Re: FW-3:: LOOK AT THE HELPLESSNESS OF THE U.K. MINISTER : WORTH SERIOUS ATTENTION
Thu, 13 Sep 2018 14:24
This is failure of the EU- British laws under the umbrella of human rights which encourages and gives shelter to criminals like [ A.C.] who even said that the Queen must wear Burka and would put Islamic flag on 10 Downing street and he and his die hard followers are working for their goals with support from like minded people who are huge in number in the U.K. as well as abroad.
On Thu, Sep 13, 2018 at 10:25 AM ………..> wrote:
REALLY DO NOT KNOW WHETHER TO LAUGH OR CRY
“Release of Islamist hate preacher Anjem Choudary next month 'is danger for us all',
prisons minister warns”-
(The Evening Standard-11SEP2018)
Minister: watch choudary like a hawk
Preacher of hate: Anjem Choudary speaks at a rally in 2006.
He has been accused of influencing some of this country’s worst terrorists ( PA )
Islamist hate preacher Anjem Choudary will pose a “genuinely dangerous” threat to public safety when he is released from jail next month, the Prisons Minister warned today.

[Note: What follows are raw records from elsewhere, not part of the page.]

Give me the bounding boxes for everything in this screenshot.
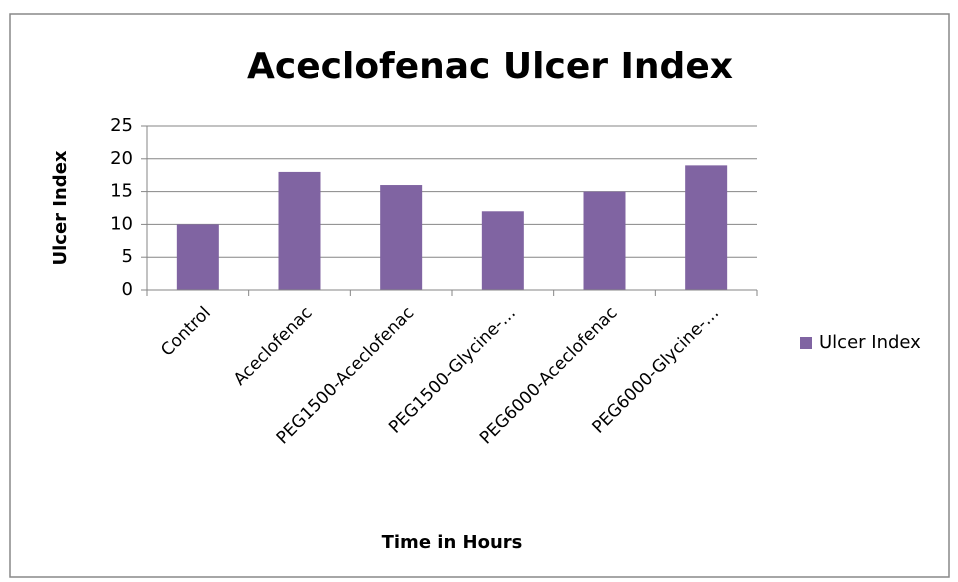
bar xyxy=(583,191,626,290)
bar xyxy=(481,211,524,290)
bar xyxy=(685,165,728,290)
legend-swatch xyxy=(800,337,812,349)
y-tick-label: 25 xyxy=(110,115,133,136)
y-tick-label: 0 xyxy=(122,279,133,300)
bar xyxy=(176,224,219,290)
bar xyxy=(380,185,423,290)
y-tick-label: 20 xyxy=(110,148,133,169)
y-axis-label: Ulcer Index xyxy=(50,150,71,265)
x-axis-label: Time in Hours xyxy=(382,532,523,553)
chart-border xyxy=(9,13,950,578)
y-tick-label: 15 xyxy=(110,181,133,202)
y-tick-label: 10 xyxy=(110,213,133,234)
bar xyxy=(278,171,321,290)
chart-title: Aceclofenac Ulcer Index xyxy=(247,46,733,87)
legend-label: Ulcer Index xyxy=(819,332,921,353)
y-tick-label: 5 xyxy=(122,246,133,267)
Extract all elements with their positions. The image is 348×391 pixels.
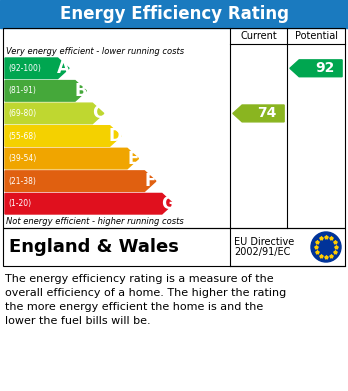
Circle shape [311, 232, 341, 262]
Text: B: B [74, 82, 87, 100]
Bar [3, 228, 345, 266]
Text: (55-68): (55-68) [8, 131, 36, 140]
Polygon shape [5, 103, 104, 124]
Text: E: E [127, 150, 139, 168]
Text: (92-100): (92-100) [8, 64, 41, 73]
Text: England & Wales: England & Wales [9, 238, 179, 256]
Text: C: C [92, 104, 104, 122]
Polygon shape [233, 105, 284, 122]
Text: (1-20): (1-20) [8, 199, 31, 208]
Text: EU Directive: EU Directive [234, 237, 294, 247]
Text: (81-91): (81-91) [8, 86, 36, 95]
Polygon shape [5, 194, 173, 214]
Text: The energy efficiency rating is a measure of the: The energy efficiency rating is a measur… [5, 274, 274, 284]
Polygon shape [5, 171, 156, 192]
Text: A: A [57, 59, 70, 77]
Text: Very energy efficient - lower running costs: Very energy efficient - lower running co… [6, 47, 184, 56]
Polygon shape [5, 81, 86, 101]
Polygon shape [290, 60, 342, 77]
Polygon shape [5, 148, 139, 169]
Polygon shape [5, 126, 121, 146]
Text: Potential: Potential [294, 31, 338, 41]
Text: 74: 74 [258, 106, 277, 120]
Text: 2002/91/EC: 2002/91/EC [234, 247, 290, 257]
Text: Current: Current [240, 31, 277, 41]
Text: (69-80): (69-80) [8, 109, 36, 118]
Polygon shape [5, 58, 69, 79]
Text: Not energy efficient - higher running costs: Not energy efficient - higher running co… [6, 217, 184, 226]
Text: 92: 92 [315, 61, 334, 75]
Text: (39-54): (39-54) [8, 154, 36, 163]
Text: Energy Efficiency Rating: Energy Efficiency Rating [60, 5, 288, 23]
Text: (21-38): (21-38) [8, 177, 36, 186]
Text: the more energy efficient the home is and the: the more energy efficient the home is an… [5, 302, 263, 312]
Bar [0, 0, 348, 28]
Text: overall efficiency of a home. The higher the rating: overall efficiency of a home. The higher… [5, 288, 286, 298]
Text: F: F [144, 172, 156, 190]
Text: lower the fuel bills will be.: lower the fuel bills will be. [5, 316, 151, 326]
Text: G: G [161, 195, 174, 213]
Text: D: D [109, 127, 122, 145]
Bar [3, 28, 345, 228]
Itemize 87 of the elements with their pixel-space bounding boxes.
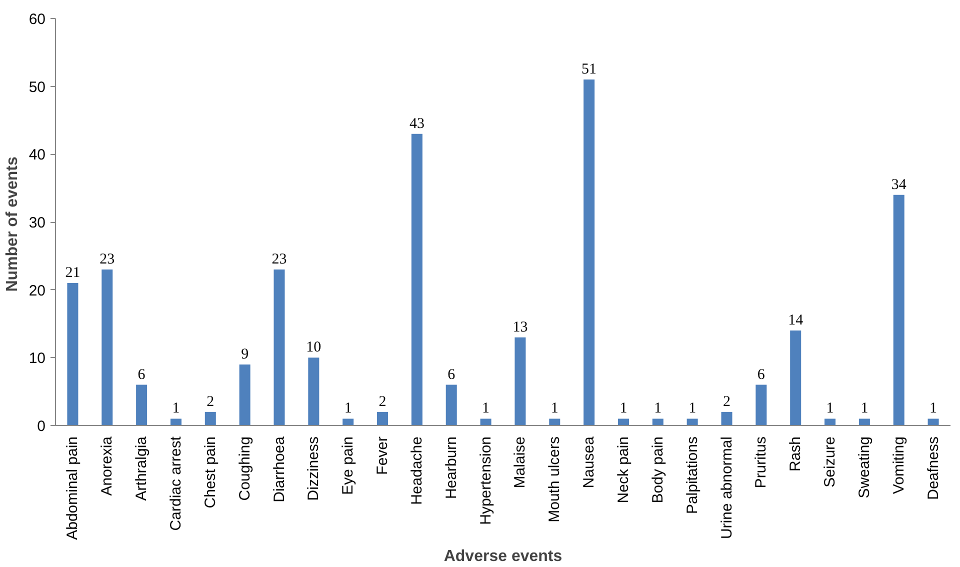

Rory Stewart said Choudary remained a “deeply pernicious, destabilising influence”, whom MI5 and police would have to “watch like a hawk” to stop him from inciting further violence.
Choudary, 51, is due to be freed after serving less than three years of a five-and-a-half-year sentence for encouraging Muslims to join Islamic State.
This is despite police blaming him for inspiring many of this country’s
worst terrorists. London Bridge attacker Khuram Butt was one of his acolytes, as were the killers of soldier Lee Rigby, Michael Adebolajo and Michael Adebowale.
Other supporters include the suspected IS executioner Siddhartha Dhar, the failed suicide bomber Omar Sharif, who was involved in an attack on Tel Aviv in 2003, and Brusthom Ziamani, who was jailed for 22 years for planning to kill on London’s streets.
The warning by the prisons minister will heighten concern about the length of sentences available for those convicted of propaganda-type offences, and whether existing legislation is adequate for dealing with the threat posed by extremist preachers.
Influenced by Anjem Choudary: Khuram Butt who was behind the London Bridge terror attack Mr Stewart made the comments in an interview with the Evening Standard, in which he also announced plans to train a “elite corps” of about 25 Muslim clerics to lead efforts to deradicalise the growing number of terrorist prisoners.
The imams will undergo a residential training course to learn how to counter flawed interpretations of Islam and will receive advice from former extremists on the best ways to change minds.
The clerics will also be taught about global politics to counter what Mr Stewart described as the “crazy ideas” put forward by Islamists, and shown Islamic State magazines and videos to help them recognise the “familiar quotes and false logic” they need to rebut.
His most forthright comments came as he described the threat posed by Choudary, who was jailed at the Old Bailey in 2016, and the “tens” of other “hardcore” extremists in prison.
Mr Stewart said this group comprised “genuinely fanatical extremists” with “extremely contorted, dangerous and horrifying views of the world”. He said they were “people you can’t change”.
But some, including Choudary, had to be released because the evidence gathered against them had been sufficient only for relatively short sentences. Strict “multi-agency public protection arrangements”, known as MAPPA, were being put in place in response, including MI5 and police surveillance, satellite tracking and restrictions on the freed extremists’ activities. But despite such precautions their potential threat remained.
Mr Stewart added: “We have to put a very rich, full, MAPPA wrap around them that includes everything going all the way up to MI5. That’s GPS trackers, that’s police, that’s intelligence, watching every movement of their lives and restricting it incredibly closely because I’m in no doubt that these people are highly dangerous.
“Even if they are not themselves making bombs, they are a completely pernicious influence on the people they come into contact with and they need to be kept away from them.”
Asked about Choudary’s imminent release, Mr Stewart said: “He is somebody that I would put into the category I have just mentioned — somebody who was not given a sentence of enormous length but somebody who is a genuinely dangerous person ... we will be watching him very, very carefully.” Mr Stewart said he was more optimistic, however, about the prospect of deradicalising the majority of terrorist prisoners, despite the “significant and concerning” number of inmates influenced by extremist ideology.
This was because “the big shift now in our prisons is that increasingly we are finding people who are much less confident, who have picked up on [extremism] through social media, who come from more troubled backgrounds, have mental health issues, are much less likely to be theologically informed”.
He added: “That’s why we are establishing a new training course, focusing on creating an elite corps of Muslim chaplains who will have gone through a very intensive residential course to really think through how you deal with these cohorts.”
Official figures showed that there were a record 228 terrorist prisoners in Britain’s jails at the end of March. Of these more than 80 per cent were Islamist extremists.